In 1667, the Iroquois Confederacy — including the Mohawks — made peace with the French and Canada; as a condition, the Mohawks had to accept Jesuit missionaries in their villages.
Central New York’s history is closely tied to the Jesuits. Missionary Simon Le Moyne, namesake of the Catholic college, first visited the area on August 17, 1655 — the year before Tekakwitha was born. From 1656 to 1658, seven Jesuits lived at the Sainte Marie mission near Onondaga Lake, fleeing after learning the Iroquois planned to kill them.
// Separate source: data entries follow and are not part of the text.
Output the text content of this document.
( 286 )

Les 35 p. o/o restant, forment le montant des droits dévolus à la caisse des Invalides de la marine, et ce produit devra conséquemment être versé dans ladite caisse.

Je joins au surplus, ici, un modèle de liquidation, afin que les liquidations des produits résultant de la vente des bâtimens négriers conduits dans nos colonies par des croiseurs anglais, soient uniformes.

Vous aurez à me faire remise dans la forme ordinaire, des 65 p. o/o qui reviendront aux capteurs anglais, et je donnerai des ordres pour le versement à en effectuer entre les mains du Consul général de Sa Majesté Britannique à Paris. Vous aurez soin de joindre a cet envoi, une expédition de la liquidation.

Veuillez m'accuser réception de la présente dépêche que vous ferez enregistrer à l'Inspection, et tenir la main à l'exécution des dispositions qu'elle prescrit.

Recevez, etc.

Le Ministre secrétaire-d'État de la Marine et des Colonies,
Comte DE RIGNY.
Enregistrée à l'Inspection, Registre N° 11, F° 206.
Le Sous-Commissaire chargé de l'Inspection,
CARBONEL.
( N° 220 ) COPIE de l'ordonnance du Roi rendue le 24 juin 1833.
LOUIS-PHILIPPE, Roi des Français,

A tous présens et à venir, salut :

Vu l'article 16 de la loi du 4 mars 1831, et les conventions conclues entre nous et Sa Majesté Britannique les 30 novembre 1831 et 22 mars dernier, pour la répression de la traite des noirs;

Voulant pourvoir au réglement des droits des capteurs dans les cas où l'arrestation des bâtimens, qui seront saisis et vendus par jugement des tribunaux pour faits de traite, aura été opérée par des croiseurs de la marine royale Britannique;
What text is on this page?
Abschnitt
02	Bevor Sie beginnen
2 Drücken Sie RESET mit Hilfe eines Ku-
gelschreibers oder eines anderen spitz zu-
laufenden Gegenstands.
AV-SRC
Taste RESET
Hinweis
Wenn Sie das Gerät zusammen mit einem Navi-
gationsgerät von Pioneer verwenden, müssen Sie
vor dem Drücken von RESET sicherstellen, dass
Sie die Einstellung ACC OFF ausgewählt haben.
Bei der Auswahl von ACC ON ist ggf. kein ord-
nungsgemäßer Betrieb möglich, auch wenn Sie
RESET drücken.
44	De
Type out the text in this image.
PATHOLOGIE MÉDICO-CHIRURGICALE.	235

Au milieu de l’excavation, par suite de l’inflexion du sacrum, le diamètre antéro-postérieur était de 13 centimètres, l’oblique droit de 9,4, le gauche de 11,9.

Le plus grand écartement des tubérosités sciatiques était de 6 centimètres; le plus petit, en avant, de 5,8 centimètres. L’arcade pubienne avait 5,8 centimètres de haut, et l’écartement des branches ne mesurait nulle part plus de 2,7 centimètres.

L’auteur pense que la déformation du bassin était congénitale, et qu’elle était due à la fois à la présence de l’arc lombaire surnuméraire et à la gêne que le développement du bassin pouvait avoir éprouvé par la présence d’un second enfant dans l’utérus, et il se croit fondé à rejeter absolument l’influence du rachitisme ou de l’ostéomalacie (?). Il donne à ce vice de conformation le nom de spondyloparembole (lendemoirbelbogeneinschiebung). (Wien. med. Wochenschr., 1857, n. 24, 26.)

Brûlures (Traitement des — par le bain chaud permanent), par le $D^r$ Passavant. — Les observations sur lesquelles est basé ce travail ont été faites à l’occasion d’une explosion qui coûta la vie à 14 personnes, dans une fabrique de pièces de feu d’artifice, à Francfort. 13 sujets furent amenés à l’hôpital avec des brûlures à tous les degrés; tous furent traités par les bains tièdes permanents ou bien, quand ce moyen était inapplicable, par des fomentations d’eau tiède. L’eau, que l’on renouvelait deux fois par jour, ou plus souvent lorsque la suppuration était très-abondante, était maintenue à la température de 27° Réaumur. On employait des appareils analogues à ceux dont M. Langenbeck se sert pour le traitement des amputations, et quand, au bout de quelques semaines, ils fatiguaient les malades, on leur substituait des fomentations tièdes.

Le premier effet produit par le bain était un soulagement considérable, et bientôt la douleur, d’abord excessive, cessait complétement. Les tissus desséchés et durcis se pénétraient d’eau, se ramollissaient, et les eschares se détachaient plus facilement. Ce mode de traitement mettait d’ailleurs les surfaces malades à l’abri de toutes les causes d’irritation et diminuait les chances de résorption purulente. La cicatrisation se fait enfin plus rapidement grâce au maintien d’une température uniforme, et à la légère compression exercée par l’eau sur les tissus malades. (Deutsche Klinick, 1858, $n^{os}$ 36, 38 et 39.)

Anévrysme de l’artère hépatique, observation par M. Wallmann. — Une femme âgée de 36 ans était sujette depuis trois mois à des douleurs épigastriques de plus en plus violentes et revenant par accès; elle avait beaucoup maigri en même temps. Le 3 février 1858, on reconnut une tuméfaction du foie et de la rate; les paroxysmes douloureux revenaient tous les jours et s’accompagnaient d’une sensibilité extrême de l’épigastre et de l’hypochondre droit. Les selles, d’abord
The Jesuits never hid their goal of converting souls, Greer said. And while contemporary readers may see racism and arrogance in the accounts, the Jesuits were genuinely trying to understand Iroquois culture, he said.
Tekakwitha was not coerced or victimized by the Jesuits, he said.
“She is an active and aggressive cross-cultural explorer,” Greer said. “She is in a way trying to capture their secrets. She was on a mission to get access to what empowers Europeans in a spiritual sense.”
Mitchell reads the Jesuit accounts in their historic context, and credits the Jesuits with promoting Tekakwitha’s story: “The Jesuits were able to document and report it. We had no one to document it and tell the story.”
Cook, meanwhile, is teaching her children and grandchildren Native traditions and encouraging them to learn to speak Mohawk. But she has no hostility toward Native Americans who practice Catholicism or revere Tekakwitha.
“I wouldn’t expect others to have my beliefs,” she said. “We all have our own teachings. I have my own basket to carry.”
Renee K. Gadoua writes for The Post-Standard in Syracuse, N.Y.